At this point anti-sabbatarianism comes to my aid because the pub is open (it wouldn't have been a few years ago) and within it I find a saint who spends the next two hours helping me.

He too can't do it with the pathetic kit supplied and goes back to his farm to fetch a cross-wrench - he is held up by a herd of cows so takes ages.

But it too won't budge the nuts.

We both set off on foot to find something to help - he finds a bit of a tourist's caravan's TV aerial which might do it (I am tempted) but I find a scaffolding pipe which we put over the cross-wrench to create a 5 foot lever (clever, eh?) and together we finally loosen the bolts.

Then we find the spare is flat (possibly a criminal offence on my part? If you even ask the question the answer will be yes).

The patient saint drives me a long way to a garage and we blow up the spare and drive back and put it on.

Meanwhile Mrs B slightly offends the saint by asking him (to my horror) how long he has lived in the area. He says all his life.

This is an interesting lesson about local Welsh accents. Mrs B was brought up in the same county for heavens sake but admittedly at the other end of Carmarthenshire - but she swears he sounded alien to her ("surely some kind of Gog?").

But the saint puts up with all this to complete the job.

At this point you might agree with me that there is a potential embarrassment. I choose, I think quite well judged, to say:

"Look, you might take offence if I ask but is there anything I might pay or do for your trouble?"

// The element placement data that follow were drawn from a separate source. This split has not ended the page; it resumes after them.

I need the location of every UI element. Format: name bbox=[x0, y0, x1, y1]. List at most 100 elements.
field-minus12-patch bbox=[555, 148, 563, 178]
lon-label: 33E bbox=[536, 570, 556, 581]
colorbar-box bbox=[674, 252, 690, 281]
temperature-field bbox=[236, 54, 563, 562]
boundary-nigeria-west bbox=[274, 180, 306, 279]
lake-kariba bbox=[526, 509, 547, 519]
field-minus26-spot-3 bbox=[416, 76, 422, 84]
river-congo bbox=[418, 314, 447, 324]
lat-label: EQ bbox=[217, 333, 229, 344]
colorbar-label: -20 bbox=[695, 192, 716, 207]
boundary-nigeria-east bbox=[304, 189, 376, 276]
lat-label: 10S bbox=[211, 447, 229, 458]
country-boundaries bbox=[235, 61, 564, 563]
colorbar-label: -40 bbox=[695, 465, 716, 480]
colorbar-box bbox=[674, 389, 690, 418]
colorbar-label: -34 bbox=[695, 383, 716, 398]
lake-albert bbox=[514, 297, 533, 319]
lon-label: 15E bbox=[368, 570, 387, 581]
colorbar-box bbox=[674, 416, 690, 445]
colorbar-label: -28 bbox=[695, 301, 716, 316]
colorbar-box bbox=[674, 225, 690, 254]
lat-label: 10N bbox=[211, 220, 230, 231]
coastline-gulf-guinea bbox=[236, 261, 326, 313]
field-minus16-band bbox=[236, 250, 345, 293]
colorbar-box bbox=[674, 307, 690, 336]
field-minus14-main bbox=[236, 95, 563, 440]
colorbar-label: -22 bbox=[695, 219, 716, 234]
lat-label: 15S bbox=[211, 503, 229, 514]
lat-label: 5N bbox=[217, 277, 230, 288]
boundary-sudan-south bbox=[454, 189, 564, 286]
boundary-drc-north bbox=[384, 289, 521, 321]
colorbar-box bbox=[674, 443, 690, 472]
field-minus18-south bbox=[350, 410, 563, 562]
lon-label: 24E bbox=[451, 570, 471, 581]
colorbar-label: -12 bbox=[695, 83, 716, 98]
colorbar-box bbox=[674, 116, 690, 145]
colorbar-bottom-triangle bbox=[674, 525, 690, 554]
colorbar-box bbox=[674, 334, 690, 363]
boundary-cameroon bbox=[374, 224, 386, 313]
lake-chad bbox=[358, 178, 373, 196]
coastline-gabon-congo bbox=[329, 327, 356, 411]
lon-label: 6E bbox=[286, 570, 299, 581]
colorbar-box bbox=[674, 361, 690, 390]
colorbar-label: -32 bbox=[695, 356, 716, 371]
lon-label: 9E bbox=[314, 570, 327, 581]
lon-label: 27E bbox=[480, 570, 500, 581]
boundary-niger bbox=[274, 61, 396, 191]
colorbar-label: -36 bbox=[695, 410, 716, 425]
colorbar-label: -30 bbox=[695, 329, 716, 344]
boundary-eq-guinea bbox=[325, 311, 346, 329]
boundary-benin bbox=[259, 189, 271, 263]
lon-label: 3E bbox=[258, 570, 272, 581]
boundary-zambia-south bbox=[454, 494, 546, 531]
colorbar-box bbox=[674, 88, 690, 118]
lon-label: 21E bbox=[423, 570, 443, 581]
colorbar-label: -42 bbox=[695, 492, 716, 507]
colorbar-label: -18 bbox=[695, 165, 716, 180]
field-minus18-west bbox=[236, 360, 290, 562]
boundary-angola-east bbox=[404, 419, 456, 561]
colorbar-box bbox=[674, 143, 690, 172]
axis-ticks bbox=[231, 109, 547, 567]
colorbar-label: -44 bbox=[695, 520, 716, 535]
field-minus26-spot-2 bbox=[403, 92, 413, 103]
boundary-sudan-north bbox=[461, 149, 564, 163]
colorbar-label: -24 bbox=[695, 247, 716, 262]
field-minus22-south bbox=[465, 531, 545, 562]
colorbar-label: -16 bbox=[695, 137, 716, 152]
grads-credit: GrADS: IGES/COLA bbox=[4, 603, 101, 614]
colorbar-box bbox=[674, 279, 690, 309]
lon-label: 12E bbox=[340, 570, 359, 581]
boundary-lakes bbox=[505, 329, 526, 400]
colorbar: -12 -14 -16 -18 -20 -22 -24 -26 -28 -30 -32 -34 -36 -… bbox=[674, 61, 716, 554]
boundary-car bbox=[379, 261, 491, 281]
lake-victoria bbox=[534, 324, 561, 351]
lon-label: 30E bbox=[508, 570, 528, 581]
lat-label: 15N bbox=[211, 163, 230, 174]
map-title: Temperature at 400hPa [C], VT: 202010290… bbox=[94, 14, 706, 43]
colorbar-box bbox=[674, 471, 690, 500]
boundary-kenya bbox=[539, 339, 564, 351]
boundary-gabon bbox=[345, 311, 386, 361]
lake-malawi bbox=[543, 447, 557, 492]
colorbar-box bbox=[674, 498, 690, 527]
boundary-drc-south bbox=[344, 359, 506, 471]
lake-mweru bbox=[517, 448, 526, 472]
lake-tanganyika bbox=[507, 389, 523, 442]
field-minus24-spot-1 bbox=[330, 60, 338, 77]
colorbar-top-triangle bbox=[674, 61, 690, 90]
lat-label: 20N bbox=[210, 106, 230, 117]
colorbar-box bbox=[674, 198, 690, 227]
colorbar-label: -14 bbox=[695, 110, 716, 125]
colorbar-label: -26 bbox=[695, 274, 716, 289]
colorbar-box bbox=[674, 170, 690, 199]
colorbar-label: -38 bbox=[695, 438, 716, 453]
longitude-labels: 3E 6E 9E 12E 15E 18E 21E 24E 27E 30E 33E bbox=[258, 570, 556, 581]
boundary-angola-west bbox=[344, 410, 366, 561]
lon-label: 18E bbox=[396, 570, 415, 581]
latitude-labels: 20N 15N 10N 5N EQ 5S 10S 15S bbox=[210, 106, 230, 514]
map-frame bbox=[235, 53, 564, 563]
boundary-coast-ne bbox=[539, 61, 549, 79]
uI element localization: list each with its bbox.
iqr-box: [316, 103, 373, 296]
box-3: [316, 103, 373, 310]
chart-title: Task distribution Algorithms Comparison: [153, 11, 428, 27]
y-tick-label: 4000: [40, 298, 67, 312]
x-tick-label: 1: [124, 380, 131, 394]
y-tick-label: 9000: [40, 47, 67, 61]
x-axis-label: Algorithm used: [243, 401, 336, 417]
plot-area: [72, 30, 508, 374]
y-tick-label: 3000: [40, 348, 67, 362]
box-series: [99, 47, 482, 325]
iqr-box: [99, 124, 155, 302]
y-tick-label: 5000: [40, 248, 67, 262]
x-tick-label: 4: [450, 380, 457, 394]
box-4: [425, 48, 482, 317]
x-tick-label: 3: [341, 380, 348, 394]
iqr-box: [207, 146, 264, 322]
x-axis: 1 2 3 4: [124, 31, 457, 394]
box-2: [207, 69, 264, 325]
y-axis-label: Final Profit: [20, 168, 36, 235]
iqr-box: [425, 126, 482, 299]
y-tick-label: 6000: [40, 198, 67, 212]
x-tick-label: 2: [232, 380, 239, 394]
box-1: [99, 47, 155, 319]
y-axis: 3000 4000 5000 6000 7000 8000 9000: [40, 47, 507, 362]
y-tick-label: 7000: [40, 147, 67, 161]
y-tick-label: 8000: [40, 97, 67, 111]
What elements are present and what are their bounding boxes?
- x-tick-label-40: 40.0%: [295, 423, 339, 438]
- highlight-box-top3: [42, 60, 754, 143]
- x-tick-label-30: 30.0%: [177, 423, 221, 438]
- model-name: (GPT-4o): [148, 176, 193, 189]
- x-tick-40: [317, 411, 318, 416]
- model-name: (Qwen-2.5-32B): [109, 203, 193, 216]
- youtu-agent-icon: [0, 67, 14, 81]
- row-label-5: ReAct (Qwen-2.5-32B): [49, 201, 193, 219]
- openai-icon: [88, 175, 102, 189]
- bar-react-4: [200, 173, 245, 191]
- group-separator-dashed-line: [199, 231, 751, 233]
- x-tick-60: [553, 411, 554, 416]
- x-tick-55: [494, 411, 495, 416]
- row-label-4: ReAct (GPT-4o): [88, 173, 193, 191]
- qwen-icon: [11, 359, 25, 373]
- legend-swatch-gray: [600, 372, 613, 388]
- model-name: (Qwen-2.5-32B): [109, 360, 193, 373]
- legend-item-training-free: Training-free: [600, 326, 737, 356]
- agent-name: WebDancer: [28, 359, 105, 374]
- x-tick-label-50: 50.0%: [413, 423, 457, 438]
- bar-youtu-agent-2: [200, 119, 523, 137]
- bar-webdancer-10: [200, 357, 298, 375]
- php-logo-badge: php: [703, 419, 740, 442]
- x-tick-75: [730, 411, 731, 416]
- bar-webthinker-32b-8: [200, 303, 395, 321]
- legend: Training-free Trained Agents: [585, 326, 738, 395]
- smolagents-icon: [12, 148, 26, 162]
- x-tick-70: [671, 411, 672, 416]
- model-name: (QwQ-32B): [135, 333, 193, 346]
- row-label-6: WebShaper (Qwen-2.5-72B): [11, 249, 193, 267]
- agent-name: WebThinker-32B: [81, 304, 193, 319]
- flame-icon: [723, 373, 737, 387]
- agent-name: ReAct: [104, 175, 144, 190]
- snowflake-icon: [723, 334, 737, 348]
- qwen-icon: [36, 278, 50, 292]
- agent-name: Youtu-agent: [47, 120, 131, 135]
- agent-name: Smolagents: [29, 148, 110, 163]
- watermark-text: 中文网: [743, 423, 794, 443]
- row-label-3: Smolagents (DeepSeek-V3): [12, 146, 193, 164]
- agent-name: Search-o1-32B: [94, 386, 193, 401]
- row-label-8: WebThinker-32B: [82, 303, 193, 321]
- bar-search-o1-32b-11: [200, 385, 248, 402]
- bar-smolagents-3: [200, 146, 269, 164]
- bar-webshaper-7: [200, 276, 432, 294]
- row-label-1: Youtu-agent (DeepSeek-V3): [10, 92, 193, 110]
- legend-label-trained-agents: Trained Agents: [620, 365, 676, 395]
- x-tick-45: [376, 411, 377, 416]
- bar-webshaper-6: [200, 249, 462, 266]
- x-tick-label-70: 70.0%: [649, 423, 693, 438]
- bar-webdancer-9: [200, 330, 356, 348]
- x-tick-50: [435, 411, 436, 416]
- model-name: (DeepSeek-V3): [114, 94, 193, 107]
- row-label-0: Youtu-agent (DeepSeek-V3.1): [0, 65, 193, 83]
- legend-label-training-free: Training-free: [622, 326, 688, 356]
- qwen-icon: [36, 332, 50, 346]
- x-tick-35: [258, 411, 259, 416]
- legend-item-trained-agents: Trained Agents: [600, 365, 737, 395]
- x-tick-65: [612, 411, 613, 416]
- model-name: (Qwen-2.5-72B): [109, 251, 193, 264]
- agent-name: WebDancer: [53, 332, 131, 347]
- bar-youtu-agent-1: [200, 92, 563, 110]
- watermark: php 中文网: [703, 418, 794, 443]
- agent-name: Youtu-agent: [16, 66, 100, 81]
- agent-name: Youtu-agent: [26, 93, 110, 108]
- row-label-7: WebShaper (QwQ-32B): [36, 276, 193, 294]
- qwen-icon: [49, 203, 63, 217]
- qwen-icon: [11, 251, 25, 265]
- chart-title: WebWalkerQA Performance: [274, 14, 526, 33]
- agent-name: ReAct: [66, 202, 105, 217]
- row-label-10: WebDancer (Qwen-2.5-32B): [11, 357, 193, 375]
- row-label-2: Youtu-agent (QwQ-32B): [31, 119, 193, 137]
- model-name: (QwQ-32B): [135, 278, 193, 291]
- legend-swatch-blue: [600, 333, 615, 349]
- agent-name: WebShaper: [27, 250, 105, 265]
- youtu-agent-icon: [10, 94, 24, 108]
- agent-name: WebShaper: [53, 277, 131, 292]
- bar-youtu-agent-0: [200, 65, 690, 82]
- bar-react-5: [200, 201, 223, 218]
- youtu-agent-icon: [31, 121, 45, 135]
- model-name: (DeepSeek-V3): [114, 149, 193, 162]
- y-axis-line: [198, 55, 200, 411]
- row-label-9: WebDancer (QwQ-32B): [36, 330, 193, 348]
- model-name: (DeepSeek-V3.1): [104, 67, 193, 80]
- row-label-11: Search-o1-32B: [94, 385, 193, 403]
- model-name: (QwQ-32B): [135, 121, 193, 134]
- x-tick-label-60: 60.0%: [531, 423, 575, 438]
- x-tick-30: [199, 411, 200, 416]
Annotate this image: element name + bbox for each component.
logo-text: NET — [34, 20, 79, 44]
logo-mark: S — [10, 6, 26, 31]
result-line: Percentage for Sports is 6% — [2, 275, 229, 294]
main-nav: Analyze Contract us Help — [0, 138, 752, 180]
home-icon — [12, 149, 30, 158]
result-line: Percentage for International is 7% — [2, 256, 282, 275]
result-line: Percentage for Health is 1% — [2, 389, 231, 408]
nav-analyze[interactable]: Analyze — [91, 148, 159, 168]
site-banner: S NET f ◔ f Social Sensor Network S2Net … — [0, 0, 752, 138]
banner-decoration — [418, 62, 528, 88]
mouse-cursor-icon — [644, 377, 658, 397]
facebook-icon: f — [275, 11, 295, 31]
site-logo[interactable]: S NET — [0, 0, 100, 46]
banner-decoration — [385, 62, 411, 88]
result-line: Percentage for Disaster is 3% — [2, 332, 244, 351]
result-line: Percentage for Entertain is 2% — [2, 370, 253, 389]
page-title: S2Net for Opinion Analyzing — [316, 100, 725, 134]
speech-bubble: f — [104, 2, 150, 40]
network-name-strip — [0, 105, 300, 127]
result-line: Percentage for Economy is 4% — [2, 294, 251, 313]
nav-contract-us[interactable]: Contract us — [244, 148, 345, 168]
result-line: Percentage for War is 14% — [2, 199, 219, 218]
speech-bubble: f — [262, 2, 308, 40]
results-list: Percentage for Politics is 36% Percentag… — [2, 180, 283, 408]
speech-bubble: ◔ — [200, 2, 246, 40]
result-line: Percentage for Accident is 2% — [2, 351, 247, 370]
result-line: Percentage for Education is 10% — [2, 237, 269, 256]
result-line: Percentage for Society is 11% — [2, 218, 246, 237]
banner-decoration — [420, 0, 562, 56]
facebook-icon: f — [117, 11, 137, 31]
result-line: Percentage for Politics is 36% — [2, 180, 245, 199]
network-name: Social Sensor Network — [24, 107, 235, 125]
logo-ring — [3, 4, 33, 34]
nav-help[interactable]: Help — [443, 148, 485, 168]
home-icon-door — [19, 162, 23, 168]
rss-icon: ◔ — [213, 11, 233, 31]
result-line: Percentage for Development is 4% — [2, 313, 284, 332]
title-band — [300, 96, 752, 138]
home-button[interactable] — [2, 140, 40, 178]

Brilliantly the saint doesn't want anything, doesn't take offence, but laughs happily, waves his hand, and disappears into the pub again, unwilling even to hear our profuse thanks - so he is even unwilling to embarrass us because it would embarrass him.

We agree as we drive home that actually many people - maybe even most people? - would have helped like that.

No less credit to the saint but what a fantastic reminder of that great decency which surrounds us all.

Truly the bad people are a minority and, I swear and often argue with my friends, they have the worst deal - we can all see the high-profile nasty exceptions but even they are, I think, probably not happy.

This matters professionally too. In advancing the cause of people with a mental illness we should not make the mistake of thinking that most people's first instinct will be other than friendly and supportive.